The Ph.D. may once have held prestige, but that has been diminished by the erosion of seriousness and the relaxation of standards in university education generally, at any rate outside the sciences. Getting a doctorate was then an arduous proceeding: One had to pass examinations in two foreign languages, one of them Greek or Latin, defend one’s thesis, and take an oral examination on general knowledge in one’s field. At Columbia University of an earlier day, a secretary sat outside the room where these examinations were administered, a pitcher of water and a glass on her desk. The water and glass were there for the candidates who fainted. A far cry, this, from the few doctoral examinations I sat in on during my teaching days, where candidates and teachers addressed one another by first names and the general atmosphere more resembled a kaffeeklatsch. Dr. Jill, I note you acquired your Ed.D. as recently as 15 years ago at age 55, or long after the terror had departed.
A bit after this it's behind the paywall, so I won't include it.
there has been a lot of backlash on him.
Michelle Obama defends Jill Biden after op-ed: ‘We could not ask for a better First Lady’
Michelle Obama defended Jill Biden after an opinion piece published in The Wall Street Journal suggested the incoming first lady “drop the ‘Dr.’” before her name, even though she has…
thehill.com
This is from the Editorial page editor...
Paul Gigot, editorial page editor for the Journal, defended Epstein’s op-ed in a piece published Monday, arguing that the commentary is “fair.”
“The issue of Jill Biden’s educational honorific isn’t new. As long ago as 2009, the Los Angeles Times devoted a story to the subject. From the piece by Robin Abcarian: 'Joe Biden, on the campaign trail, explained that his wife’s desire for the highest degree was in response to what she perceived as her second-class status on their mail. ‘She said, “I was so sick of the mail coming to Sen. and Mrs. Biden. I wanted to get mail addressed to Dr. and Sen. Biden.” That’s the real reason she got her doctorate,’ he said.’”
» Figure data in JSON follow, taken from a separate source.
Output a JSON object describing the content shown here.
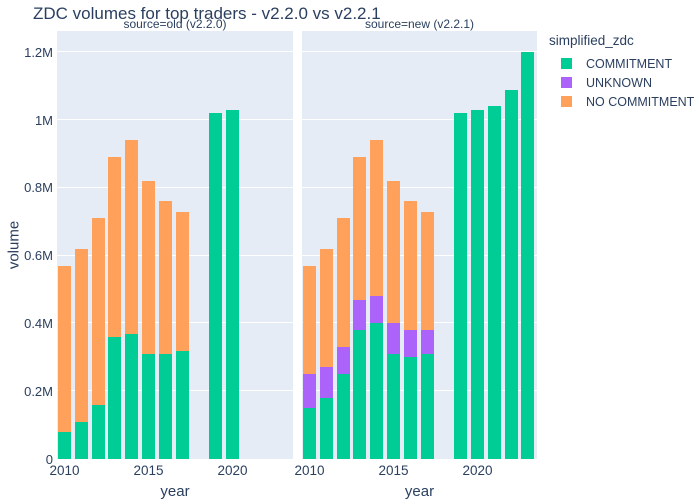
{
  "title": "ZDC volumes for top traders - v2.2.0 vs v2.2.1",
  "colors": {
    "background": "#ffffff",
    "plot_background": "#e5ecf6",
    "gridline": "#ffffff",
    "text": "#2a3f5f",
    "commitment": "#00cc96",
    "unknown": "#ab63fa",
    "no_commitment": "#ffa15a"
  },
  "legend": {
    "title": "simplified_zdc",
    "items": [
      {
        "key": "commitment",
        "label": "COMMITMENT",
        "color": "#00cc96"
      },
      {
        "key": "unknown",
        "label": "UNKNOWN",
        "color": "#ab63fa"
      },
      {
        "key": "no-commitment",
        "label": "NO COMMITMENT",
        "color": "#ffa15a"
      }
    ]
  },
  "chart_data": {
    "type": "bar",
    "stacked": true,
    "title": "ZDC volumes for top traders - v2.2.0 vs v2.2.1",
    "xlabel": "year",
    "ylabel": "volume",
    "unit": "millions",
    "ylim": [
      0,
      1.263
    ],
    "xlim": [
      2009.55,
      2023.6
    ],
    "grid": true,
    "legend_position": "right",
    "yticks": [
      {
        "value": 0,
        "label": "0"
      },
      {
        "value": 0.2,
        "label": "0.2M"
      },
      {
        "value": 0.4,
        "label": "0.4M"
      },
      {
        "value": 0.6,
        "label": "0.6M"
      },
      {
        "value": 0.8,
        "label": "0.8M"
      },
      {
        "value": 1.0,
        "label": "1M"
      },
      {
        "value": 1.2,
        "label": "1.2M"
      }
    ],
    "xticks": [
      {
        "value": 2010,
        "label": "2010"
      },
      {
        "value": 2015,
        "label": "2015"
      },
      {
        "value": 2020,
        "label": "2020"
      }
    ],
    "facets": [
      {
        "key": "old",
        "label": "source=old (v2.2.0)",
        "years": [
          2010,
          2011,
          2012,
          2013,
          2014,
          2015,
          2016,
          2017,
          2019,
          2020
        ],
        "series": [
          {
            "name": "COMMITMENT",
            "color": "#00cc96",
            "values": [
              0.08,
              0.11,
              0.16,
              0.36,
              0.37,
              0.31,
              0.31,
              0.32,
              1.02,
              1.03
            ]
          },
          {
            "name": "UNKNOWN",
            "color": "#ab63fa",
            "values": [
              0,
              0,
              0,
              0,
              0,
              0,
              0,
              0,
              0,
              0
            ]
          },
          {
            "name": "NO COMMITMENT",
            "color": "#ffa15a",
            "values": [
              0.49,
              0.51,
              0.55,
              0.53,
              0.57,
              0.51,
              0.45,
              0.41,
              0,
              0
            ]
          }
        ]
      },
      {
        "key": "new",
        "label": "source=new (v2.2.1)",
        "years": [
          2010,
          2011,
          2012,
          2013,
          2014,
          2015,
          2016,
          2017,
          2019,
          2020,
          2021,
          2022,
          2023
        ],
        "series": [
          {
            "name": "COMMITMENT",
            "color": "#00cc96",
            "values": [
              0.15,
              0.18,
              0.25,
              0.38,
              0.4,
              0.31,
              0.3,
              0.31,
              1.02,
              1.03,
              1.04,
              1.09,
              1.2
            ]
          },
          {
            "name": "UNKNOWN",
            "color": "#ab63fa",
            "values": [
              0.1,
              0.09,
              0.08,
              0.09,
              0.08,
              0.09,
              0.08,
              0.07,
              0,
              0,
              0,
              0,
              0
            ]
          },
          {
            "name": "NO COMMITMENT",
            "color": "#ffa15a",
            "values": [
              0.32,
              0.35,
              0.38,
              0.42,
              0.46,
              0.42,
              0.38,
              0.35,
              0,
              0,
              0,
              0,
              0
            ]
          }
        ]
      }
    ]
  }
}
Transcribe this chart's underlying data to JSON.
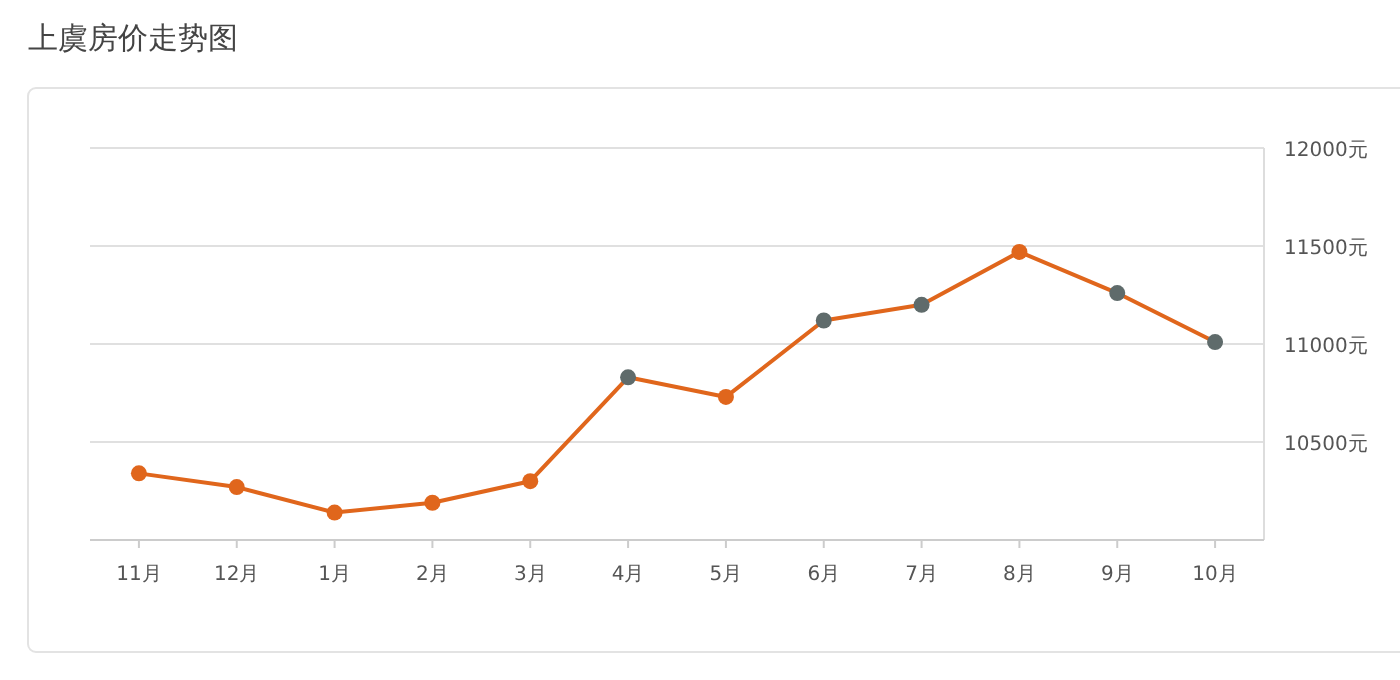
{
  "chart_data": {
    "type": "line",
    "title": "上虞房价走势图",
    "categories": [
      "11月",
      "12月",
      "1月",
      "2月",
      "3月",
      "4月",
      "5月",
      "6月",
      "7月",
      "8月",
      "9月",
      "10月"
    ],
    "series": [
      {
        "color": "#e0661c",
        "colors": [
          "#e0661c",
          "#e0661c",
          "#e0661c",
          "#e0661c",
          "#e0661c",
          "#5f6b6b",
          "#e0661c",
          "#5f6b6b",
          "#5f6b6b",
          "#e0661c",
          "#5f6b6b",
          "#5f6b6b"
        ],
        "values": [
          10340,
          10270,
          10140,
          10190,
          10300,
          10830,
          10730,
          11120,
          11200,
          11470,
          11260,
          11010
        ]
      }
    ],
    "ylim": [
      10000,
      12000
    ],
    "yticks": [
      {
        "value": 10000,
        "label": null
      },
      {
        "value": 10500,
        "label": "10500元"
      },
      {
        "value": 11000,
        "label": "11000元"
      },
      {
        "value": 11500,
        "label": "11500元"
      },
      {
        "value": 12000,
        "label": "12000元"
      }
    ],
    "grid": "y",
    "marker": "circle",
    "line_style": "solid"
  }
}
Gigot also defended Epstein’s use of the word “kiddo” to refer to Biden, saying that her husband, now-President-elect Joe Biden, also “used it to refer to his wife in the context of his many proposals of marriage” during a speech in 2012.
“Mr. Epstein also infuriated dozens of educators defending their doctorates. But that status isn’t sacrosanct or out-of-bounds for debate. Mr. Epstein’s point applies to men and women and his piece also mocked men for their honorary degrees,” he wrote.
“Mrs. Biden is now America’s most prominent doctorate holder and is taking a leading role in education policy. She can’t be off-limits for commentary,” Gigot added.
“If you disagree with Mr. Epstein, fair enough. Write a letter or shout your objections on Twitter. But these pages aren’t going to stop publishing provocative essays merely because they offend the new administration or the political censors in the media and academe. And since it’s a time to heal, we’ll give the Biden crowd a mulligan for their attacks on us.”
So, is this a thing? If you have a PhD, or Ed D, or JD, if you want to be called Dr... so what? Are MD's the only ones allowed to be called Dr? What about DO's? Dentists?
They're always going to be a little ribbing in the fields, but her degree isn't an honorary one like the opinion writer's. Where's the beef?